Career
He worked as a director of a family shirt manufacturing company. He was elected to Craigavon Borough Council in 1973, and held his seat until he stood down in 1989. He stood for the party in Fermanagh and South Tyrone at the Northern Ireland Constitutional Convention election in 1975, but was not elected.
He then moved to Armagh, which he contested at the 1979 United Kingdom general election, but took only 8.6% of the vote.
In 1987, he was seriously injured in an assassination attempt on his life by the Irish National Liberation Army, but recovered fully. He fell out with the Democratic Unionist Party in 1993, in a dispute over candidate selection, and was expelled from the party.

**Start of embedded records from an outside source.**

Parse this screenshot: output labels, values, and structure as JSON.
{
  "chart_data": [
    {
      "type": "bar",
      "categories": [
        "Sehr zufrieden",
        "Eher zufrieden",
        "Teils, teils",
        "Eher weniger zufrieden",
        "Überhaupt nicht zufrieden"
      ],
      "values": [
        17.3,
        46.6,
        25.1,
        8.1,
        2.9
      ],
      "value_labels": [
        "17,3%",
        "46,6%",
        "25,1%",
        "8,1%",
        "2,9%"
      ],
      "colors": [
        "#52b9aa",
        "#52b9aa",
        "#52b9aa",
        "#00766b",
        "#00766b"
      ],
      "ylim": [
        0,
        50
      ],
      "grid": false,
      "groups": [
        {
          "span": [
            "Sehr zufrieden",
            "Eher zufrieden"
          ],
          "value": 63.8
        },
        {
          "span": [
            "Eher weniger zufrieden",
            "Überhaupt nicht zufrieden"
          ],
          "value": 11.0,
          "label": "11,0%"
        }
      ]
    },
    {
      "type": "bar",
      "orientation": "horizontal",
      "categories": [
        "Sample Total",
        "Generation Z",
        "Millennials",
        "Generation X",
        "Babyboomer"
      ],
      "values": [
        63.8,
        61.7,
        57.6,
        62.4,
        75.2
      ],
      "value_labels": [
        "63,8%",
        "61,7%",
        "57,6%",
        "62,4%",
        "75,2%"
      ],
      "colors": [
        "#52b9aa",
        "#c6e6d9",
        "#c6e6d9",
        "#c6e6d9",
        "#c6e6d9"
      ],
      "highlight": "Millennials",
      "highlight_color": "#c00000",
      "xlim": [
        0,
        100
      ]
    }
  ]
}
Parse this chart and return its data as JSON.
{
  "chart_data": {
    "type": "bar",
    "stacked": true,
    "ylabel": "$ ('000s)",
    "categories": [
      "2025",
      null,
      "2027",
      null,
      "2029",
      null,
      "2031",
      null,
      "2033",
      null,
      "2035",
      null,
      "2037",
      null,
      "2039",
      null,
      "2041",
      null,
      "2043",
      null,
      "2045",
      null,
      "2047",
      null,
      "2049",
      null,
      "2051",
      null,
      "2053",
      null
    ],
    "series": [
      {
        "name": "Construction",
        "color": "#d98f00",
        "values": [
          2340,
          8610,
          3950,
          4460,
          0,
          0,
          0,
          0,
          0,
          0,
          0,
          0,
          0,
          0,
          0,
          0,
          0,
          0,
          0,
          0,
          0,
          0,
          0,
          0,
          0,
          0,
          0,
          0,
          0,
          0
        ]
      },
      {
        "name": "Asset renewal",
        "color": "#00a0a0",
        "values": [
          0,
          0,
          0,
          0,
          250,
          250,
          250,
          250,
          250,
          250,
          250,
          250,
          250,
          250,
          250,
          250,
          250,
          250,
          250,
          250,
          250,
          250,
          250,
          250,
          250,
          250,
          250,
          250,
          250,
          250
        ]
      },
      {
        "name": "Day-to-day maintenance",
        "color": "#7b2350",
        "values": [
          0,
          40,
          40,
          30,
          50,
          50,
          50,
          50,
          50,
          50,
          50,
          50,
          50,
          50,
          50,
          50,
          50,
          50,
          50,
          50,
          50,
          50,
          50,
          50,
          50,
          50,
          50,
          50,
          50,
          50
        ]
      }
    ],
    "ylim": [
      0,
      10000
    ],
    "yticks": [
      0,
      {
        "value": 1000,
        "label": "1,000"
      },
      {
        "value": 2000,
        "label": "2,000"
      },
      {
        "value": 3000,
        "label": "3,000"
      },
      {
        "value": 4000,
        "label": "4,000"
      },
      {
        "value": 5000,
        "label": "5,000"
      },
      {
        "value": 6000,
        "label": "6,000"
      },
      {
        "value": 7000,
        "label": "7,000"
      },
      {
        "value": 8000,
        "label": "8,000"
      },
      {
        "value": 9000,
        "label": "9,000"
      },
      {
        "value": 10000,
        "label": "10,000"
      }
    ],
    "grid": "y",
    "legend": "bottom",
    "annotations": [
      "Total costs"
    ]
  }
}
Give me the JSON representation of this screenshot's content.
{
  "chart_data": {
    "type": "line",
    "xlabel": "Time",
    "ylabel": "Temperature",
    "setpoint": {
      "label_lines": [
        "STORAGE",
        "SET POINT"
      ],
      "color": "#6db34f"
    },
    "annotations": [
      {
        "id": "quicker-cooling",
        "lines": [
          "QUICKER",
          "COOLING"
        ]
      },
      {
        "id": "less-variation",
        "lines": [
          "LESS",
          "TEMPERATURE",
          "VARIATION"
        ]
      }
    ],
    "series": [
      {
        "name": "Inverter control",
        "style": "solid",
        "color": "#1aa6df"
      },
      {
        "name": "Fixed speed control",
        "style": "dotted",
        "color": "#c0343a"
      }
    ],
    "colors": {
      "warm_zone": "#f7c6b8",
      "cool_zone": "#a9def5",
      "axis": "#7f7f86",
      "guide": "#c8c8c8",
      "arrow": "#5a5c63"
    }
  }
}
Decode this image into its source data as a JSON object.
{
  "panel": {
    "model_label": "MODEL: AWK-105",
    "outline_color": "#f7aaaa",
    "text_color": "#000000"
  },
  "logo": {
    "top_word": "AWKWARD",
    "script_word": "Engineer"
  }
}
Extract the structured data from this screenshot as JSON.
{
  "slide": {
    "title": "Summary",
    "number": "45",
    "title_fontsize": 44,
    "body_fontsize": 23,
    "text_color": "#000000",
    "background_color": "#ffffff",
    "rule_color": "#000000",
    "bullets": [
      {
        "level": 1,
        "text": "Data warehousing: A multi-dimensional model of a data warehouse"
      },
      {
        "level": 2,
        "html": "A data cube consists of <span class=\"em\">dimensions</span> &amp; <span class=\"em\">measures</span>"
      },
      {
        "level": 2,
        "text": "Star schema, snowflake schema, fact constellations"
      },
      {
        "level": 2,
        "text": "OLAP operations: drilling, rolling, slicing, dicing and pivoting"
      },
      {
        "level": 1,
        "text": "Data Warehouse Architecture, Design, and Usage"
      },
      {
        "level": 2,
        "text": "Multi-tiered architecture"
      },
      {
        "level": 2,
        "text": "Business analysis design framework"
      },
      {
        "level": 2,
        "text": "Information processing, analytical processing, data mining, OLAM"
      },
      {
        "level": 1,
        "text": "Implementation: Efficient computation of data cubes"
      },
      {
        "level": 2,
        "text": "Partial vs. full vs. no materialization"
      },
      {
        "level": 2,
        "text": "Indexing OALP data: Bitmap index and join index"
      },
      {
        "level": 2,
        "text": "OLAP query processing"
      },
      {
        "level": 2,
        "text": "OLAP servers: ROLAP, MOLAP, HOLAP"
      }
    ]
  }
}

Calvert stood as an independent candidate in Craigavon at the 2001 local elections, and narrowly missed taking a seat. He stood again in 2005, without success.
In 2006, he attended a meeting of critics of the Belfast Agreement, addressed by Robert McCartney of the United Kingdom Unionist Party, but at the Northern Ireland Assembly election, 2007 he stood as an independent again, this time in Upper Bann, taking 3.1% of the vote.
Following the elections, Calvert joined Traditional Unionist Voice, and stood for the party in a by-election to Craigavon Borough Council in January 2010, taking a distant second place.